With those risks in mind, would you want to use AI to help hire? Well, it might possibly be appropriate for the early phases of hiring with human-in-the-loop oversight. But if we’re in a world where everyone starts using AI recruiter agents, it's naive to think that there won't be an arms race with escalating use of these AI mitigation like indirect prompt injection in LinkedIn profiles. Even if it's just to mess around because they're annoyed with getting cold contacts.

ChatGPT for HR​

Now, a smaller company might use generative AI in a very simple way. Rather than agents, something like: hey ChatGPT, summarize this person's cover letter and resume and compare it to these three job requirements. tell me if they are minimally qualified for the position or take all these ten candidates and rank them in order of who would be the best fit and eliminate anyone who's completely unqualified or write a cold contact recruiting email to this person Or things of that nature. So basically using consumer ChatGPT, Claude, or Gemini to do HR functions. Not a dedicated HR tool, but using it for HR purposes. That would be one thing. According to Anthropic’s research on how users are using Claude, 1.9% of API usage is for processing business and recruitment data, suggesting that “AI is being deployed not just for direct production of goods and services but also for talent acquisition…”Anthropic Economic Index report

Flan Injection: Part 2​

So back to the viral LinkedIn post that was going around a few days ago. The guy who included prompt injection in his LinkedIn byline basically told any AI-enabled recruiters to include a recipe for flan in a cold contact message. Then received, according to a screenshot posted later, an email from a recruiter that included a flan recipe, which indicated that the email was likely drafted by a generative AI tool or, in fact, possibly by a generative AI agent without a human in the loop at all.

HR Agents​

That AI agent was affected by the indirect prompted injection included in the LinkedIn byline. This is very easy to do. Does not take any complex technical skill. Indirect prompt injection is very difficult to mitigate, and it's one of the reasons why I do not recommend that people use AI agents. I think that “agents” are a big marketing buzzword right now but that for many of the advertised Use cases, it’s not ready for prime time for exactly this reason.
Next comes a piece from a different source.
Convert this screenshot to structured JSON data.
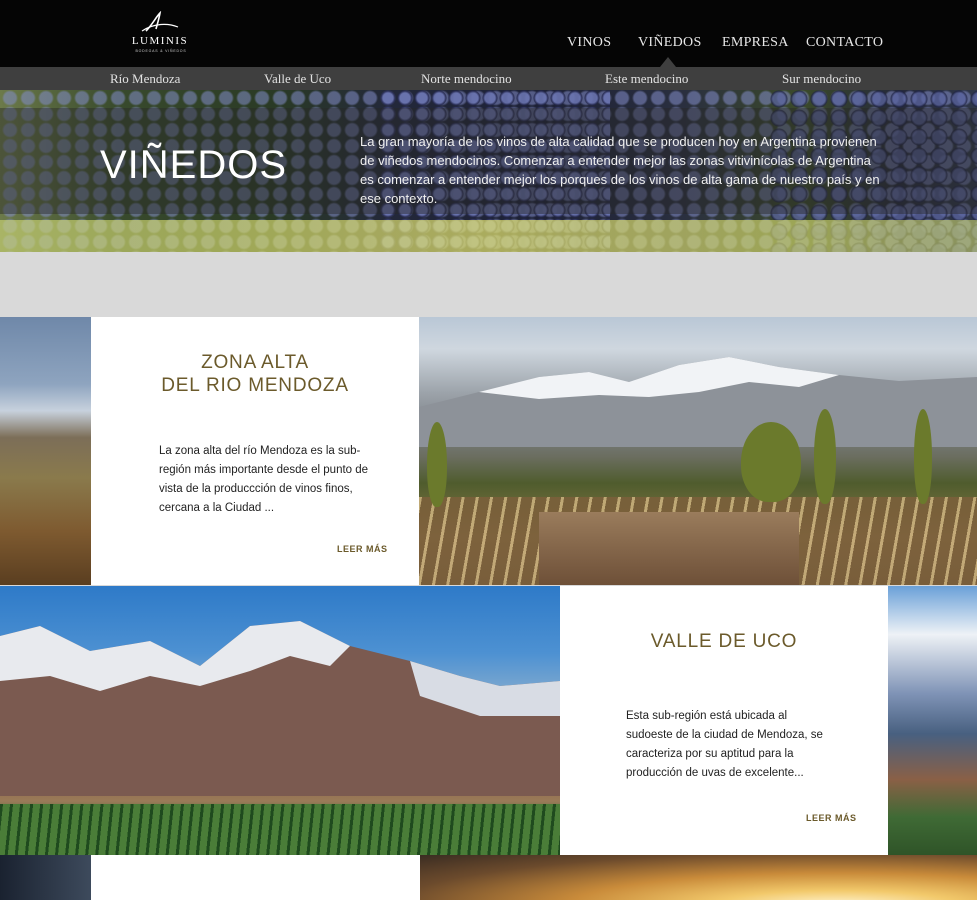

Now, you may disagree with me. Maybe you feel strongly that I'm wrong. But if you do disagree with me, you had better have a strong argument as to why your business is using it, rather than falling for FOMO over marketing buzzwords and jargon. Instead, you should actually explain the use case and your acceptance of the security risks. I would advise a client not to use these agentic tools that interact with untrusted external content without having a human review the content before taking additional actions. But if clients are going to use agentic tools, I would provide my best advice on how to mitigate the risks associated with those tools and to understand what risks my clients are accepting when they're putting those tools to use.